Opponent Rob Astorino, on the other hand, is showing his support for the parents who oppose the standards.  He recently submitted thousands of petition signatures in order to create the “Stop Common Core” ballot line for the upcoming election.

Astorino said he will put an end to the Common Core standards, replacing them with state-developed standards, although he has not said what those will be.

“Now we know what we’re getting into (with Common Core): a true experiment, an experiment where we may not get the answers for 10 or 15 years to see if it ever worked,” Astorino said when he unveiled his education plan last month. “And in the meantime, we’re subjecting a generation of kids to something they can never get back.”

Astorino would also like to see a change in how the state Board of Regents members and the state education commissioner are selected.

Currently, a majority vote is required of the 213 state lawmakers to place board members for a five-year term.  However, Democrats hold the majority at the moment, so they are able to place board members without the Republican vote.
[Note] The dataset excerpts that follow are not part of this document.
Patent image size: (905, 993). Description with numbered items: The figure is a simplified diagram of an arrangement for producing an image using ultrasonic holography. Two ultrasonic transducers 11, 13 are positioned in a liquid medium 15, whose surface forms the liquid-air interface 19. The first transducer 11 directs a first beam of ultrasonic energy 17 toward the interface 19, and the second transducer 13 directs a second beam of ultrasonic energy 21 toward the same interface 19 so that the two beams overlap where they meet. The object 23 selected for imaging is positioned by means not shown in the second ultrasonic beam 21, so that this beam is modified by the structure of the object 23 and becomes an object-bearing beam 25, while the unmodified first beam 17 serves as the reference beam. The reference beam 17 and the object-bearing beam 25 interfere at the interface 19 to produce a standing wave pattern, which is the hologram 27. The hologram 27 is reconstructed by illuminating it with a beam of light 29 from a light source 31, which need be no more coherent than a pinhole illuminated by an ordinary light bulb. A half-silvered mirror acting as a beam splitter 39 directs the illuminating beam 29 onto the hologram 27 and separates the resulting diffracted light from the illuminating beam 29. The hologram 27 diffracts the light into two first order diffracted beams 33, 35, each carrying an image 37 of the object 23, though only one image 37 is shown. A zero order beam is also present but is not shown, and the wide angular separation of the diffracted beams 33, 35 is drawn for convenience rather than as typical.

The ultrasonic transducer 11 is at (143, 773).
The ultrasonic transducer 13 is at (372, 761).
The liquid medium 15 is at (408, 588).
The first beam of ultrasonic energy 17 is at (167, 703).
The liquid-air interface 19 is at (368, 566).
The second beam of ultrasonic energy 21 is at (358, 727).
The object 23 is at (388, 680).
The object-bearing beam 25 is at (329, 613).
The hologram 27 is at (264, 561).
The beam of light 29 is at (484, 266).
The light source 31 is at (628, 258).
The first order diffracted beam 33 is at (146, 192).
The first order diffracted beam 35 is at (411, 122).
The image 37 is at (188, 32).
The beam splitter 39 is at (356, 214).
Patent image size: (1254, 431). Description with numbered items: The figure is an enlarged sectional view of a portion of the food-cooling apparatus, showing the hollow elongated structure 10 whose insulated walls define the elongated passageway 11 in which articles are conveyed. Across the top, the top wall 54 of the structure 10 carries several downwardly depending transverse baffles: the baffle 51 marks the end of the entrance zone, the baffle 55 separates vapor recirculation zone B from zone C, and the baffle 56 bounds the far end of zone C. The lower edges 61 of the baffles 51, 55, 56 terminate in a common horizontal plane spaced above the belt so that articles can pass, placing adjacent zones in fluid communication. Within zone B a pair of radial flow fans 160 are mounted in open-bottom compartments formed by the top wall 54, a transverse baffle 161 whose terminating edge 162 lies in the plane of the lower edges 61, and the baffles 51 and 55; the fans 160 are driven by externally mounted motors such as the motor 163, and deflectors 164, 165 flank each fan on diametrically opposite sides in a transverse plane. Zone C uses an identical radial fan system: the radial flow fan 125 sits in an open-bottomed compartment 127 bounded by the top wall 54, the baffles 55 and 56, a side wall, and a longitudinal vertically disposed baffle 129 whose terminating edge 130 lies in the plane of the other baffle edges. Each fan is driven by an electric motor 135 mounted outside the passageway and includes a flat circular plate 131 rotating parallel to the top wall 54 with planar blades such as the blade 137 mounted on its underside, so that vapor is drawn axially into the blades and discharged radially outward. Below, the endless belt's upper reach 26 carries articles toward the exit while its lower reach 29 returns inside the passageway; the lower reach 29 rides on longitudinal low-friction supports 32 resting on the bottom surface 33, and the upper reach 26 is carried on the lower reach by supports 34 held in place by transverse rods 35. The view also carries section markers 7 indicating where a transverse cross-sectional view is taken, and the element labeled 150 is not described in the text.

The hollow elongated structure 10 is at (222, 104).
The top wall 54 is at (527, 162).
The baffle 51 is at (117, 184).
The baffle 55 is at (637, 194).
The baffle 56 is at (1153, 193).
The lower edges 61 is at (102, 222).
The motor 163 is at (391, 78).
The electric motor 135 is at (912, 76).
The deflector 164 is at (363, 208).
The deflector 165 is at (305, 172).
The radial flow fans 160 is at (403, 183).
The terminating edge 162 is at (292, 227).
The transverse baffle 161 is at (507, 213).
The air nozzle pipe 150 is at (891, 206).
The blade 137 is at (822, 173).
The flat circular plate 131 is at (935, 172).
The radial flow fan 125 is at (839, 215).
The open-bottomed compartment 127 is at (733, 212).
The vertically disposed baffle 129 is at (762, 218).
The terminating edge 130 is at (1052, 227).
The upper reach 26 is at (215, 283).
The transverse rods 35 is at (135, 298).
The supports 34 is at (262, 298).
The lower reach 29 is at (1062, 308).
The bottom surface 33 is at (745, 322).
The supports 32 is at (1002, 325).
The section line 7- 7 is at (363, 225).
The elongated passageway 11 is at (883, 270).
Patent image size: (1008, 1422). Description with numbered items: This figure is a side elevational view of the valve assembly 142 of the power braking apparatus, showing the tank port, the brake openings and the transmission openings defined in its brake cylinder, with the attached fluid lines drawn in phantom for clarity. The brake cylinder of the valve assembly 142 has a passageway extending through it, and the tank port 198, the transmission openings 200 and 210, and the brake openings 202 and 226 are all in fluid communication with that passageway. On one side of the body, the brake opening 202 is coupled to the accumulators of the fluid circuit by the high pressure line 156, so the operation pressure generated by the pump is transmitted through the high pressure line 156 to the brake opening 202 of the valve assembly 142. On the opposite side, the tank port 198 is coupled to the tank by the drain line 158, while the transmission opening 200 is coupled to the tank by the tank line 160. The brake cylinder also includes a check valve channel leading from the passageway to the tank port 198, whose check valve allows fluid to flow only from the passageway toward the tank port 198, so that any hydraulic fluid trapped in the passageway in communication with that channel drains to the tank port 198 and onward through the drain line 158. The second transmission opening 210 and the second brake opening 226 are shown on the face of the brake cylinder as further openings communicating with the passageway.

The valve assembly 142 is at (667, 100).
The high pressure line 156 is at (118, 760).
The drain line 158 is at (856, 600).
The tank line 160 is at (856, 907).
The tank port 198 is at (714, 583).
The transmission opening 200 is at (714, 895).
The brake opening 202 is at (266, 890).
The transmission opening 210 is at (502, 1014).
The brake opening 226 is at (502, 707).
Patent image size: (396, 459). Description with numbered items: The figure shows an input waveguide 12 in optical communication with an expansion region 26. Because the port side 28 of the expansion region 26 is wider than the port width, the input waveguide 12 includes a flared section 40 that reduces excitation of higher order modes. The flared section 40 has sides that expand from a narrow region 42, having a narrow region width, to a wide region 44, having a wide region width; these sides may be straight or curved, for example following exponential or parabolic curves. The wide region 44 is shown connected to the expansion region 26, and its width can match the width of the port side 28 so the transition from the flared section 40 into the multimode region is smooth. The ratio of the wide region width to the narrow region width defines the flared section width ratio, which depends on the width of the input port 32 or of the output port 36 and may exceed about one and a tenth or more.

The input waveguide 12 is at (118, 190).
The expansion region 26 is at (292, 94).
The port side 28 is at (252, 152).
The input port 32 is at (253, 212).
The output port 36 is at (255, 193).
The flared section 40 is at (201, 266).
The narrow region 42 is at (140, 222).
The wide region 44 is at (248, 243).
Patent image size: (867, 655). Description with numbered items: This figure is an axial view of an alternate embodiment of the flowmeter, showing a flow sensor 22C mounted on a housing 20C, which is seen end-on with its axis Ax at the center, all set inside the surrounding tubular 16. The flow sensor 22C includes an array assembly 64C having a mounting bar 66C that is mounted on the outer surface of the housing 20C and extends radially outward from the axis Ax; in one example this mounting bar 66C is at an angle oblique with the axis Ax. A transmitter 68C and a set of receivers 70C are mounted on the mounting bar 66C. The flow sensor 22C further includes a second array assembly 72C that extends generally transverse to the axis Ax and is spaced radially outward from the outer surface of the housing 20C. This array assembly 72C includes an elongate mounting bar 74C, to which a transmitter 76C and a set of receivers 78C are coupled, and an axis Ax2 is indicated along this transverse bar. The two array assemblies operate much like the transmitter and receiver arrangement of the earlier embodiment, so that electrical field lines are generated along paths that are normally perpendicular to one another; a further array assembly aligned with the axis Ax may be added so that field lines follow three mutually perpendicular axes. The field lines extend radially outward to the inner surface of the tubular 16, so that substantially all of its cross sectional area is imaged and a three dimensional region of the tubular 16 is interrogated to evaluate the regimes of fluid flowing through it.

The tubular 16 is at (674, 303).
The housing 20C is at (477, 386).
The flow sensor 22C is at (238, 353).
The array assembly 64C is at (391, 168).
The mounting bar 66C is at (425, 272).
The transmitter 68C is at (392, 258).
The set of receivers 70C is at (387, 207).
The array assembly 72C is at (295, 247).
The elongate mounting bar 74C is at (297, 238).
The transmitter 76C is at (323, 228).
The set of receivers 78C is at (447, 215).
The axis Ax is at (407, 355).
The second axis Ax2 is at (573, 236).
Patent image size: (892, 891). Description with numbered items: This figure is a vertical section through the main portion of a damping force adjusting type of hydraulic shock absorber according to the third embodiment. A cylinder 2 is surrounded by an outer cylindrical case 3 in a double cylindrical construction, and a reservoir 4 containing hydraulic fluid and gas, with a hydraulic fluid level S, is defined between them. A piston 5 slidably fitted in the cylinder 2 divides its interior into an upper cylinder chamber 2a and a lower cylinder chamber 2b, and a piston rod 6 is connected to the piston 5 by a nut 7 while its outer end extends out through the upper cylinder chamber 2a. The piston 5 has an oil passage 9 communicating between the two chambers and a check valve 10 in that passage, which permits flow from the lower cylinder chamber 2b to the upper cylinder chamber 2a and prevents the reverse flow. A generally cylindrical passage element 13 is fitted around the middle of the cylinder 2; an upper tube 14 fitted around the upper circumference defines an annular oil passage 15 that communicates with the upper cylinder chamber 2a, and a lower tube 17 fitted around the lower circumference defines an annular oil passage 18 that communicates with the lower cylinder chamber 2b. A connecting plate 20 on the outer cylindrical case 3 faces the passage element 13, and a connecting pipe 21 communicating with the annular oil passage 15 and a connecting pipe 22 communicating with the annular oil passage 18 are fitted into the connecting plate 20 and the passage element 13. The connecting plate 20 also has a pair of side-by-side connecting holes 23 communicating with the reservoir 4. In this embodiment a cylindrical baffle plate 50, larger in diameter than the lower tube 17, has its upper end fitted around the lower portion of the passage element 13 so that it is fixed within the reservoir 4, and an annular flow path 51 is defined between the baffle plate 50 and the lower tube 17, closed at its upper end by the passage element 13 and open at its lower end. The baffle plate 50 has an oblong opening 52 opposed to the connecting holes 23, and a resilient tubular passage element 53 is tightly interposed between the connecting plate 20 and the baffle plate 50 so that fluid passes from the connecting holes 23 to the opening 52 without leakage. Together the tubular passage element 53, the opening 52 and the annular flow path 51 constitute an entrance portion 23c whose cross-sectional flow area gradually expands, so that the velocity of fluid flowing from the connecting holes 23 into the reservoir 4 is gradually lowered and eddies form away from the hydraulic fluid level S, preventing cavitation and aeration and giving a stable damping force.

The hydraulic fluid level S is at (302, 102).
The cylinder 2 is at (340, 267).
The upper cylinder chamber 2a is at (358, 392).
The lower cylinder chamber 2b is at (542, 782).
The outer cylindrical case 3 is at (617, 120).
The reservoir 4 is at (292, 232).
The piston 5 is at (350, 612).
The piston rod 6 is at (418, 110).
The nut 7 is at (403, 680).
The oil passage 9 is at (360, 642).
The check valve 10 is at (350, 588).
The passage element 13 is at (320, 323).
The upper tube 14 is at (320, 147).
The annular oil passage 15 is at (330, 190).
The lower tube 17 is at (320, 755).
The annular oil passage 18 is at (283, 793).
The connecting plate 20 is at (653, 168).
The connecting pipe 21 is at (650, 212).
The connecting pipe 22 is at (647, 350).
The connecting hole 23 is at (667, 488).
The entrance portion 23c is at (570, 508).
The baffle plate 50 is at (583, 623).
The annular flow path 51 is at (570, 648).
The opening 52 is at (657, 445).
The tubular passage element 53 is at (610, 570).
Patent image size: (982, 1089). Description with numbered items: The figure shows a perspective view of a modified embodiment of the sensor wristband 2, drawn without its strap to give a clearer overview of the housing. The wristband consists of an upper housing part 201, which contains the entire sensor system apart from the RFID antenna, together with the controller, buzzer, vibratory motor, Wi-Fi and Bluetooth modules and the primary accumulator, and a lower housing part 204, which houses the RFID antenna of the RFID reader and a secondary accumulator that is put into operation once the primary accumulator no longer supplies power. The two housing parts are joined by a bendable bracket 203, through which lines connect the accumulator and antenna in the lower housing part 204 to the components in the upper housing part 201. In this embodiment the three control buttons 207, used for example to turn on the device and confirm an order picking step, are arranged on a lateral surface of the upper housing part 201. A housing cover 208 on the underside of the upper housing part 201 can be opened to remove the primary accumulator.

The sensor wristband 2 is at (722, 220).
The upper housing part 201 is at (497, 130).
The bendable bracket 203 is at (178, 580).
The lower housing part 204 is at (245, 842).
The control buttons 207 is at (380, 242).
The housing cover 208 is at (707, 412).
Astorino would like to see the board hold 13 members, all of whom would be selected by voters, and have the education commissioner selected by the governor and then agreed upon by the Regents.  The Regents are currently the only ones involved in choosing the commissioner.

A recent poll from Siena College found 18% of New York voters believe education to be the top priority at this year’s election, trailing behind taxes (25%) and jobs (29%).